La compromission de données bancaires qui a frappée l'enseigne américaine Macy's spécialisée dans les vêtements et accessoires de mode en octobre dernier n'a rien d'anodine. Elle est le fruit d'une attaque utilisant une technique par skimming web ou « écrémage » Magecart. A la différence près qu'elle est cette fois-ci hautement ciblée et personnalisée, et pourrait bien définir le prochain visage des skimmers Web selon des chercheurs en sécurité. Le 14 novembre dernier, la chaîne de magasins Macy’s a ainsi alerté les clients d’une faille de sécurité découverte le mois précédent sur son site web. Cette dernière avait compromis des informations de cartes de paiement de clients, mais aussi des noms complets, adresses, numéros de téléphone et e-mails. À l'époque, la société avait indiqué que la vulnérabilité était issue de l'injection de code non autorisé et très spécifique dans les pages de paiement et de porte-monnaies (wallet) en ligne sur Macys.com dans le but de récupérer des informations clients.

Selon une récente analyse du code malveillant utilisé et publiée par la firme de sécurité RiskIQ, le script adopté est un skimmer Magecart hautement personnalisé conçu pour s'intégrer parfaitement dans le processus de paiement et les workflows de relation client de Macy's. Magecart est un outil employé par plus d'une douzaine de groupes d'attaquants dont les techniques varient en sophistication. Cependant, cette attaque, même si elle est clairement exécutée par des pirates expérimentés, ne correspond pas au mode opératoire des groupes Magecart actuels. « Pendant toutes les années où RiskIQ a recherché, analysé, détecté et atténué les attaques Magecart, nous n'avons jamais observé un skimmer aussi personnalisé que celui utilisé pour attaquer Macy's », ont déclaré les chercheurs de RiskIQ dans leur rapport. « Contrairement à la majorité des skimmers Magecart, celui-ci ne pouvait fonctionner que pour le site web de Macy's. »

Certains groupes Magecart se sont précédemment servis des attaques pour introduire leur code malveillant sur des sites web en piratant des services tiers légitimes.

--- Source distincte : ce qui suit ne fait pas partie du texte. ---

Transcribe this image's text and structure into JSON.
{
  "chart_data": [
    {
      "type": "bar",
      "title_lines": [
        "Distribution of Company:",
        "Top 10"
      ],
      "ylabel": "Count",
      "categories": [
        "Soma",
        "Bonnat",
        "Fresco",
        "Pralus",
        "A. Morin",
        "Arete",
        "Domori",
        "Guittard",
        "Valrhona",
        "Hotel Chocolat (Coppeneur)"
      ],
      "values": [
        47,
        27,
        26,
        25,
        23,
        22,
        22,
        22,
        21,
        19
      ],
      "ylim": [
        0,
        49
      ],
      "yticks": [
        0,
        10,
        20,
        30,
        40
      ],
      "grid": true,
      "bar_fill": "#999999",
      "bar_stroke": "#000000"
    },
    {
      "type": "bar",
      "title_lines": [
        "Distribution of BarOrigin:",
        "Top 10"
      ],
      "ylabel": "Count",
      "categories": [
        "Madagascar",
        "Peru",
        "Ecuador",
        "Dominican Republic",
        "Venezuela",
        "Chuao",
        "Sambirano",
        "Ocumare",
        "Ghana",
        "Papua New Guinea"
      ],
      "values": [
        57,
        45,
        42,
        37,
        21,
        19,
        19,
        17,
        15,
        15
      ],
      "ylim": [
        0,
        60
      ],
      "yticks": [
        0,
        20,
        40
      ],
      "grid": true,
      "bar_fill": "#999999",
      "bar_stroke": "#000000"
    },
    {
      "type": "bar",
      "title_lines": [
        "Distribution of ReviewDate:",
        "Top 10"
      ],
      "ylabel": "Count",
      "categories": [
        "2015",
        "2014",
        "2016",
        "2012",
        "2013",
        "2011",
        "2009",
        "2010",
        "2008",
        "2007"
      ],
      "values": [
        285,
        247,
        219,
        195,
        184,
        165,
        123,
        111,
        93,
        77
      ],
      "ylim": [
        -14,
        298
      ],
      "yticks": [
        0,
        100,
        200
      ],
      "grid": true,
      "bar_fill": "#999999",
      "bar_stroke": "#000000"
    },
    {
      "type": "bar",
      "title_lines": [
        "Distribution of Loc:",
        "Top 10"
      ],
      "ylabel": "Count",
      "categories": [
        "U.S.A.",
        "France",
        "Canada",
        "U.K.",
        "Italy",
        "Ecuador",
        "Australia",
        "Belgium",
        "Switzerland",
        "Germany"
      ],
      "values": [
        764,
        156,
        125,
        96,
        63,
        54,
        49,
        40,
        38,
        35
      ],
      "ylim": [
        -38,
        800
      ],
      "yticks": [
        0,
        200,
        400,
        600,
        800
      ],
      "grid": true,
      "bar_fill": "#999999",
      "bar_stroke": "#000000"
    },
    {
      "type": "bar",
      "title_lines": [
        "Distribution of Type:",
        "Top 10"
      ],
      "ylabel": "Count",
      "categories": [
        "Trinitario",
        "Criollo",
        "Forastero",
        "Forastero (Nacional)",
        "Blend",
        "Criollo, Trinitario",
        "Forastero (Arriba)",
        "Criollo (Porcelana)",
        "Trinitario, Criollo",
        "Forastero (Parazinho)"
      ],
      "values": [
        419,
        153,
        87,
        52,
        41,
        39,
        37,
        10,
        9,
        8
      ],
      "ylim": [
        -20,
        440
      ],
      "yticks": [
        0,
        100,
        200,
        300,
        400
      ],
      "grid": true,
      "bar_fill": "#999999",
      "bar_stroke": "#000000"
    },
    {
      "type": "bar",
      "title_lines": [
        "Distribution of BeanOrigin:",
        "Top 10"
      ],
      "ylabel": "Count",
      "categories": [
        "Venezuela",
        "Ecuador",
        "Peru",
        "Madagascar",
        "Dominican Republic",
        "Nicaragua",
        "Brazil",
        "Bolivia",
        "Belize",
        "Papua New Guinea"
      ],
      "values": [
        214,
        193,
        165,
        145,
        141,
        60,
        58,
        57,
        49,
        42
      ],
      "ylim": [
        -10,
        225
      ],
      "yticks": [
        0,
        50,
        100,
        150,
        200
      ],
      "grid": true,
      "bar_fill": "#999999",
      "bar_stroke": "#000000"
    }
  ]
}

Cela a été le cas pour les attaquants qui ont obtenu un accès pour modifier des fichiers existants sur le serveur web de Macy's, ont conclu les chercheurs. Le fichier JavaScript dans lequel leur code a été injecté s'appelait ClientSideErrorLog.js. Il a probablement été choisi car il était chargé à la fois sur la page de paiement Macys.com et sur la page des porte-monnaies en ligne des clients.

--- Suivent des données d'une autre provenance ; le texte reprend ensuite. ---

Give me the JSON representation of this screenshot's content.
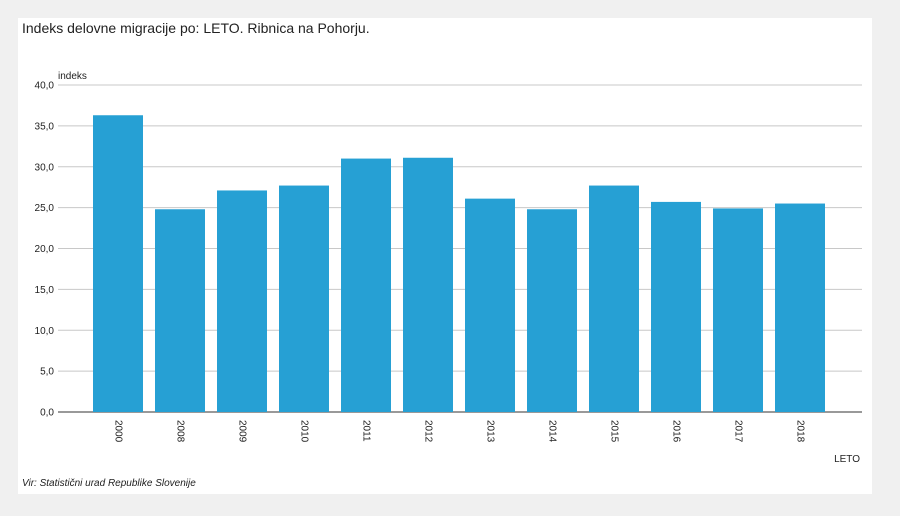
{
  "header": {
    "title": "Indeks delovne migracije po: LETO. Ribnica na Pohorju."
  },
  "footer": {
    "source": "Vir: Statistični urad Republike Slovenije"
  },
  "chart_data": {
    "type": "bar",
    "title": "Indeks delovne migracije po: LETO. Ribnica na Pohorju.",
    "xlabel": "LETO",
    "ylabel": "indeks",
    "categories": [
      "2000",
      "2008",
      "2009",
      "2010",
      "2011",
      "2012",
      "2013",
      "2014",
      "2015",
      "2016",
      "2017",
      "2018"
    ],
    "values": [
      36.3,
      24.8,
      27.1,
      27.7,
      31.0,
      31.1,
      26.1,
      24.8,
      27.7,
      25.7,
      24.9,
      25.5
    ],
    "ylim": [
      0,
      40
    ],
    "yticks": [
      "0,0",
      "5,0",
      "10,0",
      "15,0",
      "20,0",
      "25,0",
      "30,0",
      "35,0",
      "40,0"
    ],
    "ytick_values": [
      0,
      5,
      10,
      15,
      20,
      25,
      30,
      35,
      40
    ],
    "grid": true,
    "legend": "none",
    "bar_color": "#26a0d4"
  }
}
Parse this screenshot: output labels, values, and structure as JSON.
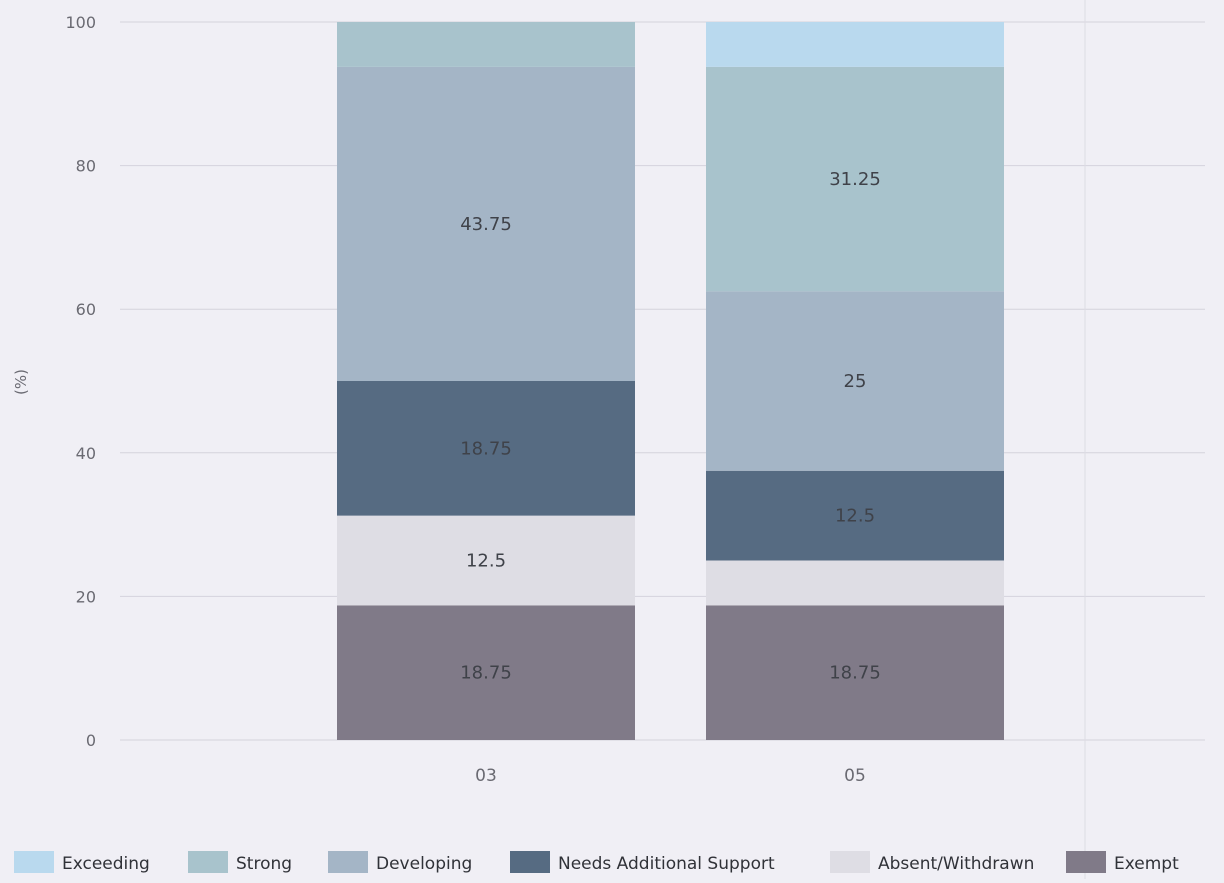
{
  "chart_data": {
    "type": "bar",
    "stacked": true,
    "categories": [
      "03",
      "05"
    ],
    "series": [
      {
        "name": "Exceeding",
        "color": "#b9d9ee",
        "values": [
          0,
          6.25
        ],
        "labels": [
          "",
          ""
        ]
      },
      {
        "name": "Strong",
        "color": "#a8c3cc",
        "values": [
          6.25,
          31.25
        ],
        "labels": [
          "",
          "31.25"
        ]
      },
      {
        "name": "Developing",
        "color": "#a4b5c6",
        "values": [
          43.75,
          25
        ],
        "labels": [
          "43.75",
          "25"
        ]
      },
      {
        "name": "Needs Additional Support",
        "color": "#566b82",
        "values": [
          18.75,
          12.5
        ],
        "labels": [
          "18.75",
          "12.5"
        ]
      },
      {
        "name": "Absent/Withdrawn",
        "color": "#dedde4",
        "values": [
          12.5,
          6.25
        ],
        "labels": [
          "12.5",
          ""
        ]
      },
      {
        "name": "Exempt",
        "color": "#807a88",
        "values": [
          18.75,
          18.75
        ],
        "labels": [
          "18.75",
          "18.75"
        ]
      }
    ],
    "stack_order_bottom_to_top": [
      "Exempt",
      "Absent/Withdrawn",
      "Needs Additional Support",
      "Developing",
      "Strong",
      "Exceeding"
    ],
    "ylabel": "(%)",
    "yticks": [
      "0",
      "20",
      "40",
      "60",
      "80",
      "100"
    ],
    "ylim": [
      0,
      100
    ],
    "grid": true,
    "legend_position": "bottom"
  }
}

Les informations des cartes de crédit ciblées

Jusqu'à présent, un point commun de presque toutes les attaques par skimming web était qu'elles ciblaient des processus de paiement, au moment où les acheteurs saisissaient leurs informations de paiement. L'injection de code malveillant sur une seule page - au lieu de l'ensemble d'un site comme c'est le cas avec d'autres logiciels malveillants - diminue les chances de résolution. Les pirates qui ont compromis Macys.com se sont rendus compte que les utilisateurs peuvent entrer des informations de carte bancaire dans plusieurs zones du site. Une opportunité qu'ils n'ont pas manqué de saisir. L'une d'entre elle est le portefeuille, à savoir une section de compte où les utilisateurs peuvent configurer les cartes de paiement à utiliser sans avoir à saisir manuellement leurs informations.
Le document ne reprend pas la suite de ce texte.